Pas pour longtemps, la déflagration a eu lieu hier dans toute la ville. Face à
l'évolution de la situation, les forces de l'ordre en stationnement sur les
lieux reçoivent le «feu vert» pour riposter. 10 heures, la confrontation
frontale avec les émeutiers commence. La réplique des forces antiémeute est
sans merci. Arrosés à coups de pierres et de pneus incendiés, les éléments de
sécurité, qui étaient restés jusque-là retranchés derrière leur véhicules
blindés, bloquant l'accès à la carrière de Djorf El-Alia, répondaient par des
jets de bombes lacrymogènes et la bastonnade. Leur tâche était d'autant
difficile que l'endroit où se déroulaient les hostilités est un terrain vague,
ouvert de tout côté et donc très difficile à assiéger. Selon des sources
concordantes, il y a eu des blessés dans les deux camps.
Mais les «bilans» étaient très
divergents, impossible à vérifier sur place, d'autant qu'il y avait un silence
radio côté institutionnel. L'on croit savoir, en tout cas, qu'il y a eu une
dizaine de blessés parmi les citoyens, dont une écolière qui s'est évanouie par
l'effet du gaz lacrymogène et a été évacuée vers l'hôpital d'Aïn El-Turck. Dans
les rangs des forces publiques, pas moins de quatre blessés ont été déplorés. L'escalade
de la violence s'est produite vers 11 heures, avec l'extension des
échauffourées au chef-lieu de la commune. Traqués de la montagne vers le
centre-ville, les émeutiers battaient en retraite, mettant le feu à tout ce
qu'ils trouvaient sur leur passage.

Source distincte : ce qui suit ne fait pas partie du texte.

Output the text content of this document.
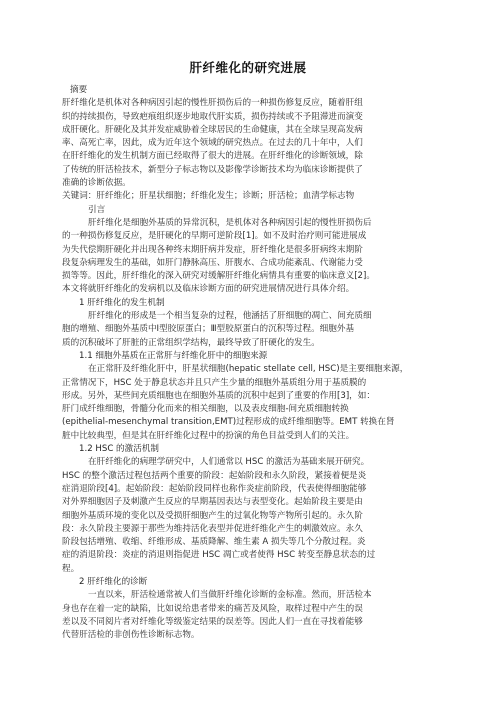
肝纤维化的研究进展
摘要
肝纤维化是机体对各种病因引起的慢性肝损伤后的一种损伤修复反应，随着肝组
织的持续损伤，导致疤痕组织逐步地取代肝实质，损伤持续或不予阻滞进而演变
成肝硬化。肝硬化及其并发症威胁着全球居民的生命健康，其在全球呈现高发病
率、高死亡率，因此，成为近年这个领域的研究热点。在过去的几十年中，人们
在肝纤维化的发生机制方面已经取得了很大的进展。在肝纤维化的诊断领域，除
了传统的肝活检技术，新型分子标志物以及影像学诊断技术均为临床诊断提供了
准确的诊断依据。
关键词：肝纤维化；肝星状细胞；纤维化发生；诊断；肝活检；血清学标志物
引言
肝纤维化是细胞外基质的异常沉积，是机体对各种病因引起的慢性肝损伤后
的一种损伤修复反应，是肝硬化的早期可逆阶段[1]。如不及时治疗则可能进展成
为失代偿期肝硬化并出现各种终末期肝病并发症，肝纤维化是很多肝病终末期阶
段复杂病理发生的基础，如肝门静脉高压、肝腹水、合成功能紊乱、代谢能力受
损等等。因此，肝纤维化的深入研究对缓解肝纤维化病情具有重要的临床意义[2]。
本文将就肝纤维化的发病机以及临床诊断方面的研究进展情况进行具体介绍。
1 肝纤维化的发生机制
肝纤维化的形成是一个相当复杂的过程，他涵括了肝细胞的凋亡、间充质细
胞的增殖、细胞外基质中Ⅰ型胶原蛋白；Ⅲ型胶原蛋白的沉积等过程。细胞外基
质的沉积破坏了肝脏的正常组织学结构，最终导致了肝硬化的发生。
1.1 细胞外基质在正常肝与纤维化肝中的细胞来源
在正常肝及纤维化肝中，肝星状细胞(hepatic stellate cell, HSC)是主要细胞来源，
正常情况下，HSC 处于静息状态并且只产生少量的细胞外基质组分用于基质膜的
形成。另外，某些间充质细胞也在细胞外基质的沉积中起到了重要的作用[3]，如：
肝门成纤维细胞，骨髓分化而来的相关细胞，以及表皮细胞-间充质细胞转换
(epithelial-mesenchymal transition,EMT)过程形成的成纤维细胞等。EMT 转换在肾
脏中比较典型，但是其在肝纤维化过程中的扮演的角色目益受到人们的关注。
1.2 HSC 的激活机制
在肝纤维化的病理学研究中，人们通常以 HSC 的激活为基础来展开研究。
HSC 的整个激活过程包括两个重要的阶段：起始阶段和永久阶段，紧接着便是炎
症消退阶段[4]。起始阶段：起始阶段同样也称作炎症前阶段，代表使得细胞能够
对外界细胞因子及刺激产生反应的早期基因表达与表型变化。起始阶段主要是由
细胞外基质环境的变化以及受损肝细胞产生的过氧化物等产物所引起的。永久阶
段：永久阶段主要源于那些为维持活化表型并促进纤维化产生的刺激效应。永久
阶段包括增殖、收缩、纤维形成、基质降解、维生素 A 损失等几个分散过程。炎
症的消退阶段：炎症的消退则指促进 HSC 凋亡或者使得 HSC 转变至静息状态的过
程。
2 肝纤维化的诊断
一直以来，肝活检通常被人们当做肝纤维化诊断的金标准。然而，肝活检本
身也存在着一定的缺陷，比如说给患者带来的痛苦及风险，取样过程中产生的误
差以及不同阅片者对纤维化等级鉴定结果的误差等。因此人们一直在寻找着能够
代替肝活检的非创伤性诊断标志物。
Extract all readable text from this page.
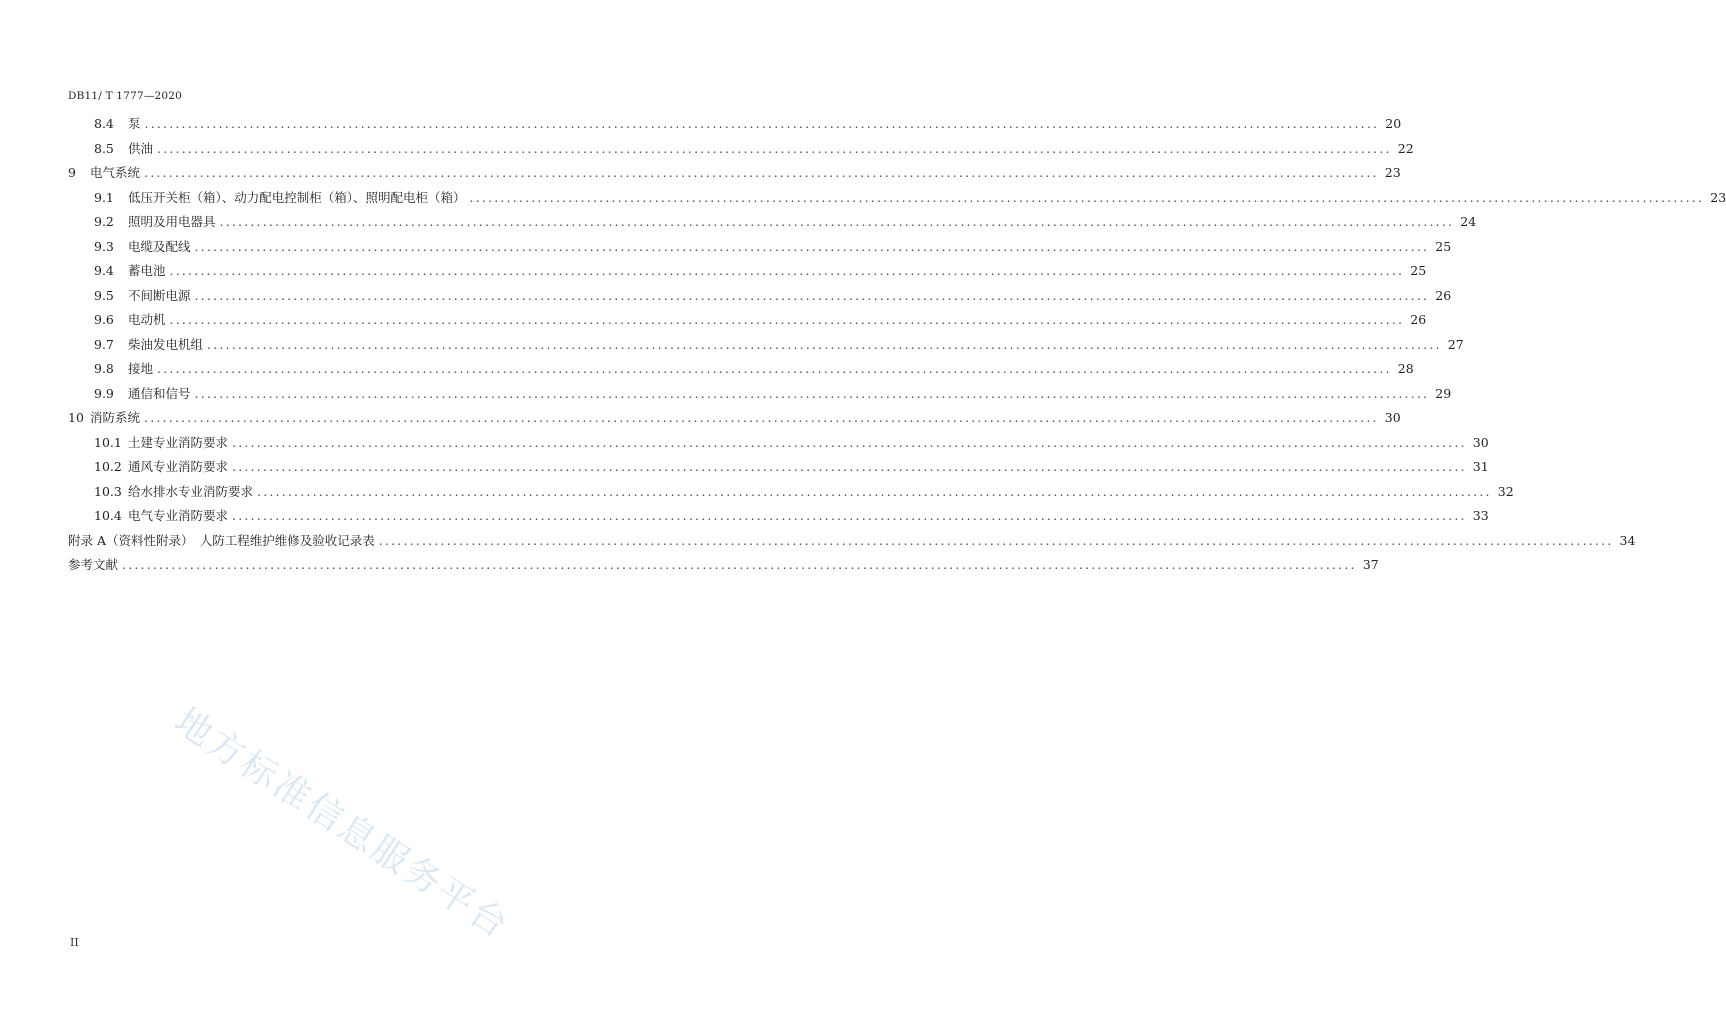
DB11/ T 1777—2020
8.4	泵 ........................................................................................................................................................................................................ 20
8.5	供油 ........................................................................................................................................................................................................ 22
9	电气系统 ........................................................................................................................................................................................................ 23
9.1	低压开关柜（箱）、动力配电控制柜（箱）、照明配电柜（箱） ........................................................................................................................................................................................................ 23
9.2	照明及用电器具 ........................................................................................................................................................................................................ 24
9.3	电缆及配线 ........................................................................................................................................................................................................ 25
9.4	蓄电池 ........................................................................................................................................................................................................ 25
9.5	不间断电源 ........................................................................................................................................................................................................ 26
9.6	电动机 ........................................................................................................................................................................................................ 26
9.7	柴油发电机组 ........................................................................................................................................................................................................ 27
9.8	接地 ........................................................................................................................................................................................................ 28
9.9	通信和信号 ........................................................................................................................................................................................................ 29
10 消防系统 ........................................................................................................................................................................................................ 30
10.1 土建专业消防要求 ........................................................................................................................................................................................................ 30
10.2 通风专业消防要求 ........................................................................................................................................................................................................ 31
10.3 给水排水专业消防要求 ........................................................................................................................................................................................................ 32
10.4 电气专业消防要求 ........................................................................................................................................................................................................ 33
附录 A（资料性附录）　人防工程维护维修及验收记录表 ........................................................................................................................................................................................................ 34
参考文献 ........................................................................................................................................................................................................ 37
II 地方标准信息服务平台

Ainsi, voitures, commerces... tout était
bon à incendier et à saccager. Dès lors, un deuxième front de combat s'est
constitué. Alors que le village s'embrasait, un groupe d'émeutiers, qui est
resté aux aguets au niveau de la carrière, a mis le feu à la base de vie des
travailleurs turcs, implantée dans l'enceinte de la gravière. Une épaisse fumée
noire se dégageait du camp qui abritait ces ouvriers étrangers, au nombre de
20, lequel camp a été réduit en cendres par les flammes, selon des témoins. On
déplore aussi la dégradation d'un lot de matériel appartenant aux deux
exploitants de cette carrière, à savoir les deux entreprises algéro-turques
CPMC-Kogay et Chifa Balast-Ozmert, deux sociétés mixtes de droit algérien. Mais
les dégâts matériels restent, à en croire les mêmes témoins, peu importants,
puisque le parking où sont parqués les engins ainsi que la chaine de production
n'ont pu être atteints. A noter que les deux autres exploitants de cette
gravière, des opérateurs algériens, sont à l'arrêt technique.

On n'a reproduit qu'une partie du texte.